LE RADICI NEGATE

 

Nel corso di una intervista televisiva sulla vicenda afghana di Daniele Mastrogiacomo, Piero Fassino ha detto che la ragione di Stato non può giustificare il sacrificio di una vita umana e che anche nel caso Moro sarebbe stato opportuno trattare con i rapitori. Il segretario dei Ds era nel mezzo di un teorema e voleva probabilmente spiegare le ragioni per cui la trattativa con i Talebani sembri oggi la più realistica e saggia delle vie d'uscita. Non sembra che Fassino sia contrario a tutte le guerre, indiscriminatamente. A Giovanni Minoli, se ho bene interpretato le sue parole, ha detto che in guerra le opzioni sono due: o si vince o si fa la pace con il nemico. Qualcuno potrebbe obiettare che la guerra contro i talebani è ancora in corso, che alcuni alleati dell'Italia la stanno facendo con l'intenzione di vincerla e che il consiglio di trattare con il nemico, soprattutto se viene dall'esponente di un Paese che non ha neppure accennato a combatterla, potrebbe risvegliare nell'opinione internazionale il ricordo ironico e infastidito di altri momenti di storia italiana. Ma forse è meglio tralasciare questo punto e parlare piuttosto del modo in cui Fassino ha riletto la tragica storia dello statista democristiano.
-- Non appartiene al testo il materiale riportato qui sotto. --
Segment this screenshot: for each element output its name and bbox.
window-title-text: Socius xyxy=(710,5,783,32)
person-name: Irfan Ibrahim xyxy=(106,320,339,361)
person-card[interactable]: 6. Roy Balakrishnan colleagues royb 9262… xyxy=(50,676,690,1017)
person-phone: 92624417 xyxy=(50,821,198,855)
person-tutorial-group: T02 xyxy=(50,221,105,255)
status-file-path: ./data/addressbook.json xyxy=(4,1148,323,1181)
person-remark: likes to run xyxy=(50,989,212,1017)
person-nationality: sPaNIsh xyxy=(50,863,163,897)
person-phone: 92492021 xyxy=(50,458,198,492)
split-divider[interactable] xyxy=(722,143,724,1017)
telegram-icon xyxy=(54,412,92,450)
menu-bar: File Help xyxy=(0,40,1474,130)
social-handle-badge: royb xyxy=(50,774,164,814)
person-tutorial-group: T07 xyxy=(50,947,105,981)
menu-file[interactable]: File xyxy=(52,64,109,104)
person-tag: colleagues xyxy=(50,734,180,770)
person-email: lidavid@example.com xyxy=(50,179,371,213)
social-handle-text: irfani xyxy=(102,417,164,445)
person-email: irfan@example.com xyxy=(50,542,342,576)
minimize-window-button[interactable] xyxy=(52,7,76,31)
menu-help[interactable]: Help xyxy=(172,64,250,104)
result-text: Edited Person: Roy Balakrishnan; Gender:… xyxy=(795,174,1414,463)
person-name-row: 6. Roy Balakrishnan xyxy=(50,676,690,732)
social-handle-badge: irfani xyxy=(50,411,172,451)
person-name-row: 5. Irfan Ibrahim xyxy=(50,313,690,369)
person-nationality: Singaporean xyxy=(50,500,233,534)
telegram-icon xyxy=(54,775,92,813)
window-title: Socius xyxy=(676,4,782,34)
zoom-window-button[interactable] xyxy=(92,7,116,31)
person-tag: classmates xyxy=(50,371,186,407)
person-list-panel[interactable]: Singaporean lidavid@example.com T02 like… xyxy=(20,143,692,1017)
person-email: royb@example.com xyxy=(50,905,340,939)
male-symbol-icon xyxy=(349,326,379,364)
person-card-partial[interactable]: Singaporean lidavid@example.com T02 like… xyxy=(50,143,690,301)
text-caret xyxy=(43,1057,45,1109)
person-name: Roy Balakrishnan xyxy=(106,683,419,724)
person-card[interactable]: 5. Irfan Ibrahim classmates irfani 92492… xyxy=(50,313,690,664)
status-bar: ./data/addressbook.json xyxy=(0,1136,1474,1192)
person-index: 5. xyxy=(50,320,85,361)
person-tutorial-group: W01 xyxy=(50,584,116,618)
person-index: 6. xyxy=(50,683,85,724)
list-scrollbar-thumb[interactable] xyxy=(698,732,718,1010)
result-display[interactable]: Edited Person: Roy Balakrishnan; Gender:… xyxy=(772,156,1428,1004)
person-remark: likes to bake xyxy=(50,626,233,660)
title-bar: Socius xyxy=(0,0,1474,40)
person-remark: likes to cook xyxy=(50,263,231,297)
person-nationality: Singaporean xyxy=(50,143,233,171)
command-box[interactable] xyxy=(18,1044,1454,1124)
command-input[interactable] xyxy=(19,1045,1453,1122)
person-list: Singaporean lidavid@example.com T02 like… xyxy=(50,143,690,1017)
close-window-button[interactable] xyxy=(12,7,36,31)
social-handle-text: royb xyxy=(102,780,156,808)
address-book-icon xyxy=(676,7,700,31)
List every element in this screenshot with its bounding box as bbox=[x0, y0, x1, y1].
Anche quella naturalmente era una guerra. Fassino non può ignorare che in ogni guerra anomala, condotta contro una forza rivoluzionaria o un movimento di liberazione, il primo obiettivo del nemico è quello di essere riconosciuto. Le Brigate rosse non volevano denaro (il pagamento di una somma le avrebbe declassate al rango di una organizzazione criminale). Volevano acquisire la legittimità del nemico combattente e fregiarsene agli occhi del Paese per la fase successiva della loro strategia rivoluzionaria. Ritiene dunque Fassino che la battaglia per la legittimità, nel 1978, dovesse considerarsi perduta e che il sacrificio di una vita in quelle circostanze fosse assurdo? O ritiene che la perdita di una vita sia sempre e comunque da evitare?
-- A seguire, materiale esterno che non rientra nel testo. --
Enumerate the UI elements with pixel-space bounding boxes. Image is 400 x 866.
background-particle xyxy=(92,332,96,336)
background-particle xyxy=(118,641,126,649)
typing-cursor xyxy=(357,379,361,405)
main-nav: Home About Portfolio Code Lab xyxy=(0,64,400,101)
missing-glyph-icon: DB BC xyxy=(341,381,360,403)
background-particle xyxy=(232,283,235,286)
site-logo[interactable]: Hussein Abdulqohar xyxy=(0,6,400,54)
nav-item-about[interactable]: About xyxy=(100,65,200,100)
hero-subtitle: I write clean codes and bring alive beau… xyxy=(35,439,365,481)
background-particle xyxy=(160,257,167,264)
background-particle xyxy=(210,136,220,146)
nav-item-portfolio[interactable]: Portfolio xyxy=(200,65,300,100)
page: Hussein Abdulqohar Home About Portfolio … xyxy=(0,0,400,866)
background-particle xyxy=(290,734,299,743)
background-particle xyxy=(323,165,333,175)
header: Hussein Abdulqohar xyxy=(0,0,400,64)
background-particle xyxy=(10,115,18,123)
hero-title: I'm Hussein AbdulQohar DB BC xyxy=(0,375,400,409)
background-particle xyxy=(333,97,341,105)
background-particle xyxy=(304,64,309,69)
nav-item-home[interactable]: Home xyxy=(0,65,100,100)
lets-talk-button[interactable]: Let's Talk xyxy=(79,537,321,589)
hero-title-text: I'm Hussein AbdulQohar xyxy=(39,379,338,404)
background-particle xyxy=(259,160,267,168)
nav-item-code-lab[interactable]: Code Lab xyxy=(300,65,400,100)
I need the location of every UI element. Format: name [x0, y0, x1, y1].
In ambedue i casi la posizione del segretario dei Ds è totalmente diversa da quella del partito a cui apparteneva in quegli anni. Nulla di nuovo. Viviamo in un'epoca in cui è ormai facile chiedere perdono per gli errori e i peccati commessi dai propri antenati. Lo ha fatto Giovanni Paolo II per i «misfatti» della Chiesa cattolica. Lo ha fatto la regina Elisabetta per i massacri dell'esercito britannico in India. Lo hanno fatto gli uomini politici americani per il trattamento riservato agli indiani. Lo fa ora implicitamente Piero Fassino per la linea politica adottata da Enrico Berlinguer nel caso Moro. Tutti parlano delle proprie radici, delle proprie tradizioni e della necessità di preservarle, ma queste confessioni e questi «mea culpa» non possono che rimettere in discussione l'identità storica di una nazione, di un partito, di una chiesa. D'altra parte non servono a una migliore lettura della storia. Servono a chi li pronuncia per sbarazzarsi di un fardello ingombrante e avanzare più leggero verso gli obiettivi che gli sembrano in quel momento desiderabili.

Fassino ritiene che invitare i talebani a una conferenza internazionale sia il modo migliore per aiutare il governo Prodi a uscire senza troppi danni dall'imbroglio afghano. E non esita, trascinato dalla logica della sua strategia, a riscrivere la storia del caso Moro. Mi rendo conto delle sue difficoltà e non discuto qui le sue intenzioni. Ma non credo che possa spingersi, per finalità legate alla situazione di oggi, sino a rimettere in discussione il modo in cui la Dc e il Pci affrontarono uno dei momenti più difficili della storia nazionale.